Thursday, June 24, 2010

Asian carp comes to Chicago. What now?

With the international character that has long comprised Chicago, perhaps it is only appropriate that we now likely have Asian carp among our residents within the city limits.

For that is what the situation has become, even for those of you smartalecks who like to claim that the Far South Side of Chicago is its own little world – and not really a part of Chicago.

FOR THE FEAR that officials have long had seems to have been confirmed – we have the Asian carp in the area. All of those tests in the past that made it appear that the carp had not yet reached the Chicago area appear to be wrong.

For the news reports that came out Wednesday indicated the most blatant evidence that the carp are real – somebody who was fishing for fun actually caught one. It was down in the 10th Ward, in Lake Calumet to be exact. The news reports indicate the fisherman was in the part of the lake near the Harborside Golf Course.

The carp itself was nearly three feet long and weighed about 19 pounds.It’s carcass is now being sent off to various laboratories where it can be studied in great detail while people fret about what can be done.

What catches my attention is the fact that just a few weeks ago, officials from the Illinois Department of Natural Resources working with federal environmental and wildlife officials actually poisoned part of the water of the Little Calumet River that runs into the lake.

THEY FIGURED THAT any carp in the water would die and their carcasses would float to the top. None did. Yet now, we’re finding this particular fish in the lake that literally lies only about six miles from Lake Michigan. Lake Calumet has been reconfigured so many times throughout the centuries that the presence of an Asian carp almost doesn't seem invasive at all. Map provided by Chicago Area Paddling/Fishing Guide.

Which means we’re destined to get more rounds of political ranting and complaining from our Great Lakes States neighbors (particularly those whiners from Michigan, the state) who want to make it appear as though Chicago personally has introduced the Asian carp to the Great Lakes.

Now I realize the seriousness of this issue. The Asian carp is a species not native to this part of the world, and its presence in the Great Lakes would be devastating to the species that are native to Lake Michigan and its counterpart lakes.

I also realize that this is a species that is determined to spread. After all, it is one that was introduced in the United States into the Mississippi River near Mississippi, and has managed to swim upstream all the way across our country to the point where that river meets up with the Illinois River.

IT ALREADY HAS done its damage in downstate Illinois, and is inching its way across the waterways to Chicago – despite the attempts to poison it and use electronic barricades to keep it from advancing.

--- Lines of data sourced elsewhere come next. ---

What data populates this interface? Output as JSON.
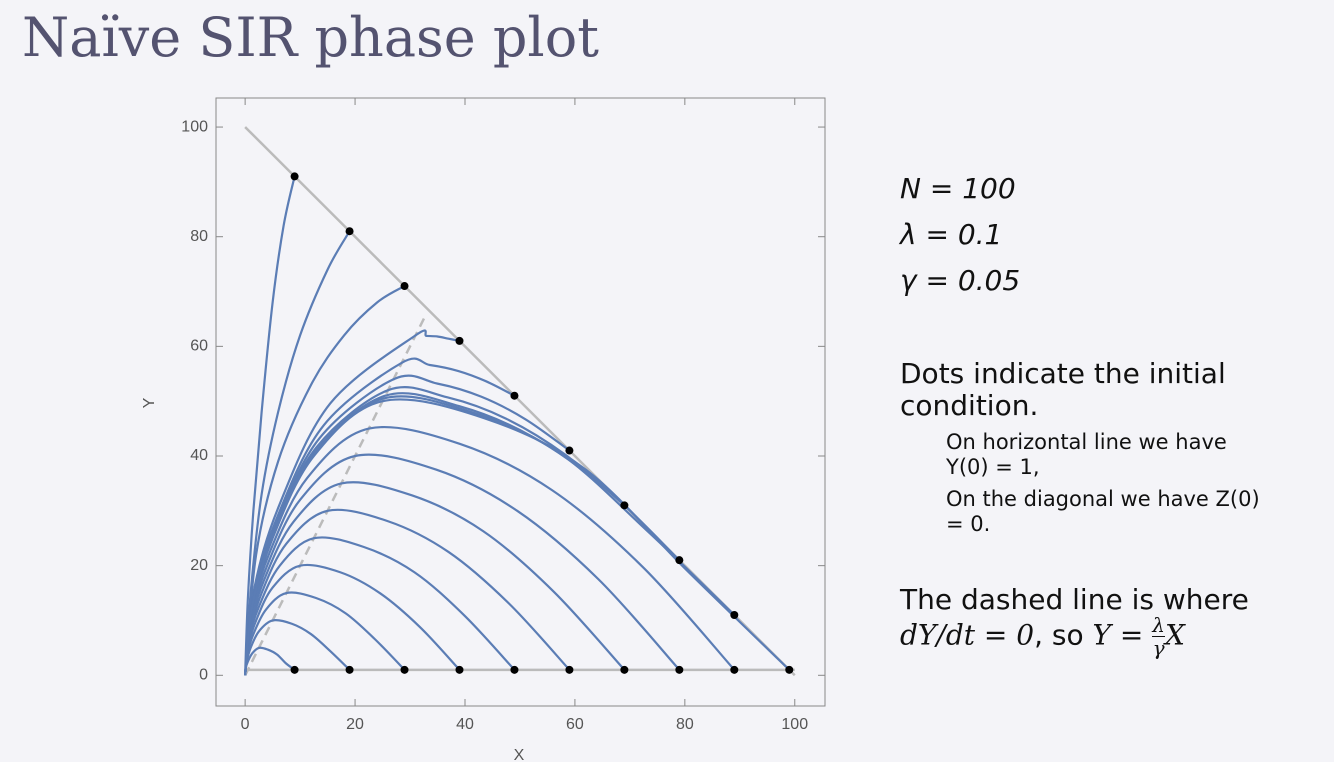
{
  "slide": {
    "title": "Naïve SIR phase plot",
    "params": [
      "N = 100",
      "λ = 0.1",
      "γ = 0.05"
    ],
    "note": "Dots indicate the initial condition.",
    "bullets": [
      "On horizontal line we have Y(0) = 1,",
      "On the diagonal we have Z(0) = 0."
    ],
    "dashed_note": "The dashed line is where",
    "formula": "dY/dt = 0",
    "formula_so": ", so",
    "formula_lhs": "Y =",
    "frac_num": "λ",
    "frac_den": "γ",
    "formula_end": "X"
  },
  "chart_data": {
    "type": "line",
    "xlabel": "X",
    "ylabel": "Y",
    "xlim": [
      -5.3,
      105.5
    ],
    "ylim": [
      -5.6,
      105.3
    ],
    "xticks": [
      0,
      20,
      40,
      60,
      80,
      100
    ],
    "yticks": [
      0,
      20,
      40,
      60,
      80,
      100
    ],
    "color": "#5b7db5",
    "marker_color": "#000000",
    "reference_lines": [
      {
        "x": [
          0,
          100
        ],
        "y": [
          100,
          0
        ],
        "color": "#bbbbbb",
        "dashed": false
      },
      {
        "x": [
          0,
          100
        ],
        "y": [
          1,
          1
        ],
        "color": "#bbbbbb",
        "dashed": false
      },
      {
        "x": [
          0,
          33
        ],
        "y": [
          0,
          66
        ],
        "color": "#bbbbbb",
        "dashed": true
      }
    ],
    "series": [
      {
        "x": [
          9,
          7.4,
          5.8,
          4.1,
          2.5,
          1.3,
          0.5,
          0.1,
          0
        ],
        "y": [
          1,
          2.2,
          3.8,
          4.7,
          5,
          4,
          2.5,
          1.3,
          0
        ]
      },
      {
        "x": [
          19,
          15.5,
          12,
          8.5,
          5,
          2.5,
          1,
          0.3,
          0
        ],
        "y": [
          1,
          4.4,
          7.5,
          9.4,
          10,
          8,
          5,
          2.5,
          0
        ]
      },
      {
        "x": [
          29,
          23.6,
          18.3,
          12.9,
          7.5,
          3.8,
          1.5,
          0.4,
          0
        ],
        "y": [
          1,
          6.6,
          11.3,
          14.1,
          15,
          12,
          7.5,
          3.8,
          0
        ]
      },
      {
        "x": [
          39,
          31.8,
          24.5,
          17.3,
          10,
          5,
          2,
          0.5,
          0
        ],
        "y": [
          1,
          8.8,
          15,
          18.8,
          20,
          16,
          10,
          5,
          0
        ]
      },
      {
        "x": [
          49,
          39.9,
          30.8,
          21.6,
          12.5,
          6.3,
          2.5,
          0.6,
          0
        ],
        "y": [
          1,
          10.9,
          18.8,
          23.4,
          25,
          20,
          12.5,
          6.3,
          0
        ]
      },
      {
        "x": [
          59,
          48,
          37,
          26,
          15,
          7.5,
          3,
          0.8,
          0
        ],
        "y": [
          1,
          13.1,
          22.5,
          28.1,
          30,
          24,
          15,
          7.5,
          0
        ]
      },
      {
        "x": [
          69,
          56.1,
          43.3,
          30.4,
          17.5,
          8.8,
          3.5,
          0.9,
          0
        ],
        "y": [
          1,
          15.3,
          26.3,
          32.8,
          35,
          28,
          17.5,
          8.8,
          0
        ]
      },
      {
        "x": [
          79,
          64.3,
          49.5,
          34.8,
          20,
          10,
          4,
          1,
          0
        ],
        "y": [
          1,
          17.5,
          30,
          37.5,
          40,
          32,
          20,
          10,
          0
        ]
      },
      {
        "x": [
          89,
          72.4,
          55.8,
          39.1,
          22.5,
          11.3,
          4.5,
          1.1,
          0
        ],
        "y": [
          1,
          19.7,
          33.8,
          42.2,
          45,
          36,
          22.5,
          11.3,
          0
        ]
      },
      {
        "x": [
          99,
          80.5,
          62,
          43.5,
          25,
          12.5,
          5,
          1.3,
          0
        ],
        "y": [
          1,
          19,
          37.5,
          46.9,
          50,
          40,
          25,
          12.5,
          0
        ]
      },
      {
        "x": [
          9,
          7,
          5,
          3,
          1.5,
          0.5,
          0
        ],
        "y": [
          91,
          82,
          68,
          48,
          30,
          14,
          0
        ]
      },
      {
        "x": [
          19,
          15,
          10,
          6,
          3,
          1,
          0
        ],
        "y": [
          81,
          74,
          62,
          48,
          33,
          15,
          0
        ]
      },
      {
        "x": [
          29,
          24,
          18,
          12,
          6,
          2,
          0
        ],
        "y": [
          71,
          68,
          62,
          53,
          39,
          22,
          0
        ]
      },
      {
        "x": [
          39,
          37,
          35,
          33,
          31,
          15.5,
          6.2,
          1.6,
          0
        ],
        "y": [
          61,
          61.4,
          61.8,
          61.9,
          62,
          49.6,
          31,
          15.5,
          0
        ]
      },
      {
        "x": [
          49,
          43.9,
          38.8,
          33.6,
          28.5,
          14.3,
          5.7,
          1.4,
          0
        ],
        "y": [
          51,
          53.6,
          55.5,
          56.6,
          57,
          45.6,
          28.5,
          14.3,
          0
        ]
      },
      {
        "x": [
          59,
          51,
          43,
          35,
          27,
          13.5,
          5.4,
          1.4,
          0
        ],
        "y": [
          41,
          46.7,
          50.8,
          53.2,
          54,
          43.2,
          27,
          13.5,
          0
        ]
      },
      {
        "x": [
          69,
          58.3,
          47.5,
          36.8,
          26,
          13,
          5.2,
          1.3,
          0
        ],
        "y": [
          31,
          40.2,
          46.8,
          50.7,
          52,
          41.6,
          26,
          13,
          0
        ]
      },
      {
        "x": [
          79,
          65.6,
          52.3,
          38.9,
          25.5,
          12.8,
          5.1,
          1.3,
          0
        ],
        "y": [
          21,
          34.1,
          43.5,
          49.1,
          51,
          40.8,
          25.5,
          12.8,
          0
        ]
      },
      {
        "x": [
          89,
          73,
          57.1,
          41.2,
          25.2,
          12.6,
          5,
          1.3,
          0
        ],
        "y": [
          11,
          26.5,
          40.6,
          48,
          50.5,
          40.4,
          25.3,
          12.6,
          0
        ]
      }
    ]
  }
}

Which is why I am convinced of two things

One is that this fish is going to make it to Lake Michigan – if it isn’t there already. My gut feeling says it is already there (even though we don’t have evidence of that fact, yet!). It is a determined little sucker, we have to give it credit for that.

The other is that people getting all worked up in trying to get the courts to issue orders to penalize Chicago for this problem are missing the point.

WE NEED TO be working together to figure out a way to minimize the potential ecosystem devastation that could be caused by the Asian carp getting into the Great Lakes. Having Michigan officials take a “holier-than-thou” attitude and trying to play the victim is a waste of time.

If anything, I agreed with one person who used the Internet to comment that trying to blame Chicago for the Asian carp would be the equivalent of filing lawsuit after lawsuit against Detroit officials because of all the air pollution we now have due to automobiles.

It might be true in a theoretical sense. But it would be a waste of energy that would accomplish nothing.

Now I am not claiming to have the solution. All I know is that there will be people on the Supreme Court of the United States (who in the past have refused to issue court orders demanding that the locks allowing water flow between Lake Michigan and the rivers across Illinois be closed) and perhaps President Barack Obama himself who will start hearing a lot more heated rhetoric.

PERSONALLY, I AM waiting for the day that some political partisan (maybe even Rush Limbaugh) starts blaming the Asian carp on Obama himself. It will be intriguing to hear the convoluted logic they will devise in their mini-minds.

If anything, we ought to remember those 2008 elections – when the Great Lakes states of the Midwest were largely united behind Obama’s campaign, instead of our usual partisan divide that tends to see our part of the world as Chicago versus the Midwestern U.S.

For if we don’t unite in trying to find a solution, I can’t help but think THAT will be the factor that allows the Asian carp to get to Lake Michigan. We might as well run up the white flag of surrender now, if that’s the case.